Os investigadores da PF identificaram que o montante de R$ 6 milhões corresponde ao valor que Eduardo Cunha, mesmo após ter sido cassado em 2016 e sem ocupar cargo eletivo, destinou a 21 emendas parlamentares direcionadas a municípios de Minas Gerais. O ex-deputado, que busca retornar à Câmara Federal, é acusado de operar como um agente privado com influência política similar à dos parlamentares ativos, manipulando recursos federais sem a devida autorização institucional.

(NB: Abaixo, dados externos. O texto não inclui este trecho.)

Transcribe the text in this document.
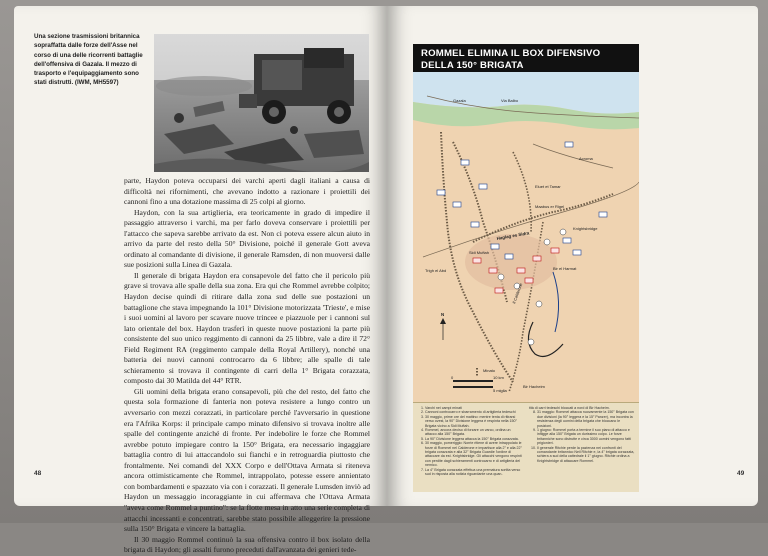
Una sezione trasmissioni britannica sopraffatta dalle forze dell'Asse nel corso di una delle ricorrenti battaglie dell'offensiva di Gazala. Il mezzo di trasporto e l'equipaggiamento sono stati distrutti. (IWM, MH5597)

parte, Haydon poteva occuparsi dei varchi aperti dagli italiani a causa di difficoltà nei rifornimenti, che avevano indotto a razionare i proiettili dei cannoni fino a una dotazione massima di 25 colpi al giorno.

Haydon, con la sua artiglieria, era teoricamente in grado di impedire il passaggio attraverso i varchi, ma per farlo doveva conservare i proiettili per l'attacco che sapeva sarebbe arrivato da est. Non ci poteva essere alcun aiuto in arrivo da parte del resto della 50° Divisione, poiché il generale Gott aveva ordinato al comandante di divisione, il generale Ramsden, di non muoversi dalle sue posizioni sulla Linea di Gazala.

Il generale di brigata Haydon era consapevole del fatto che il pericolo più grave si trovava alle spalle della sua zona. Era qui che Rommel avrebbe colpito; Haydon decise quindi di ritirare dalla zona sud delle sue postazioni un battaglione che stava impegnando la 101° Divisione motorizzata 'Trieste', e mise i suoi uomini al lavoro per scavare nuove trincee e piazzuole per i cannoni sul lato orientale del box. Haydon trasferì in queste nuove postazioni la parte più consistente del suo unico reggimento di cannoni da 25 libbre, vale a dire il 72° Field Regiment RA (reggimento campale della Royal Artillery), nonché una batteria dei nuovi cannoni controcarro da 6 libbre; alle spalle di tale schieramento si trovava il contingente di carri della 1° Brigata corazzata, composto dai 30 Matilda del 44° RTR.

Gli uomini della brigata erano consapevoli, più che del resto, del fatto che questa sola formazione di fanteria non poteva resistere a lungo contro un avversario con mezzi corazzati, in particolare perché l'avversario in questione era l'Afrika Korps: il principale campo minato difensivo si trovava inoltre alle spalle del contingente anziché di fronte. Per indebolire le forze che Rommel avrebbe potuto impiegare contro la 150° Brigata, era necessario ingaggiare battaglia contro di lui attaccandolo sui fianchi e in retroguardia piuttosto che frontalmente. Nei comandi del XXX Corpo e dell'Ottava Armata si riteneva ancora ottimisticamente che Rommel, intrappolato, potesse essere annientato con bombardamenti e spazzato via con i corazzati. Il generale Lumsden inviò ad Haydon un messaggio incoraggiante in cui affermava che l'Ottava Armata "aveva come Rommel a puntino": se la flotte mesa in atto una serie completa di attacchi incessanti e concentrati, sarebbe stato possibile alleggerire la pressione sulla 150° Brigata e vincere la battaglia.

Il 30 maggio Rommel continuò la sua offensiva contro il box isolato della brigata di Haydon; gli assalti furono preceduti dall'avanzata dei genieri tede-

48
ROMMEL ELIMINA IL BOX DIFENSIVO DELLA 150° BRIGATA
Gazala	Via Balbo
Acroma
Eluet et Tamar
Maabus er Rigel
Haglag es Sidra
Knightsbridge
Sidi Muftah
Bir el Harmat
Trigh el Abd
Bir Hacheim
Il Calderone
N
Minato
0	10 km
5 miglia
1. Varchi nei campi minati
2. Cannoni controcarro e sbarramento di artiglieria tedeschi
3. 30 maggio, prime ore del mattino: mentre tenta di ritirarsi verso ovest, la 90° Divisione leggera è respinta nella 150° Brigata vicino a Sidi Muftah.
4. Rommel, ancora deciso di forzare un varco, ordina un attacco alla 150° Brigata.
5. La 90° Divisione leggera attacca la 150° Brigata corazzata.
6. 30 maggio, pomeriggio: Norrie ritiene di avere intrappolato le forze di Rommel nel Calderone e impartisce alla 2° e alla 22° brigata corazzata e alla 32° Brigata Guardie l'ordine di attaccare da est. Knightsbridge. Gli attacchi vengono respinti con perdite dagli schieramenti controcarro e di artiglieria del nemico.
7. La 4° Brigata corazzata effettua una prematura sortita verso sud in risposta alla notizia riguardante una quan-
tità di carri tedeschi bloccati a nord di Bir Hacheim.
8. 31 maggio: Rommel attacca nuovamente la 150° Brigata con due divisioni (la 90° leggera e la 15° Panzer), ma incontra la resistenza degli uomini della brigata che bloccano le posizioni.
9. 1 giugno: Rommel porta a termine il suo piano di attacco e infligge alla 150° Brigata un durissimo colpo. Le forze britanniche sono distrutte e circa 3000 uomini vengono fatti prigionieri.
10. Il generale Ritchie perde la pazienza nei confronti del comandante britannico Neil Ritchie e, la 4° brigata corazzata, schiera a sud della cattedrale il 1° giugno. Ritchie ordina a Knightsbridge di attaccare Rommel.
49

Recentemente, Eduardo Cunha se tornou o segundo político a ter bens bloqueados pela Operação Transparência nesta semana. Na última sexta-feira, o presidente nacional do PL, Valdemar Costa Neto, TAMBÉM teve seus bens congelados, totalizando R$ 119 milhões após uma decisão do ministro Flávio Dino.
Na decisão que determina o bloqueio, Dino destaca que um ex-deputado cassado e potencial candidato nas próximas eleições teria utilizado os serviços de Mariângela Fialek para direcionar recursos de acordo com seus interesses, o que geraria indícios de crimes de peculato. O magistrado TAMBÉM menciona que as investigações da PF revelaram a movimentação de R$ 119.216.703,15 entre junho de 2024 e março de 2026, supostamente coordenada por Valdemar Costa Neto, mesmo sem mandato eletivo.
Mariângela Fialek, conhecida como “Tuca”, é apontada como a responsável pela organização das planilhas e controle das cotas, além de ser a intermediária na comunicação com o Executivo. Ela foi considerada uma figura central na gestão do Orçamento Secreto durante a presidência de Arthur Lira na Câmara dos Deputados.
A defesa de Eduardo Cunha, que foi cassado em setembro de 2016 sob acusações de mentir durante a CPI da Petrobras, declarou que o ex-deputado não tem conhecimento de qualquer irregularidade relacionada às emendas. A defesa ainda ressaltou que a própria PGR considerou prematuro o bloqueio das contas de Cunha, rejeitando a ideia de que a interação política legítima possa ser confundida com a prática clandestina do mandato parlamentar.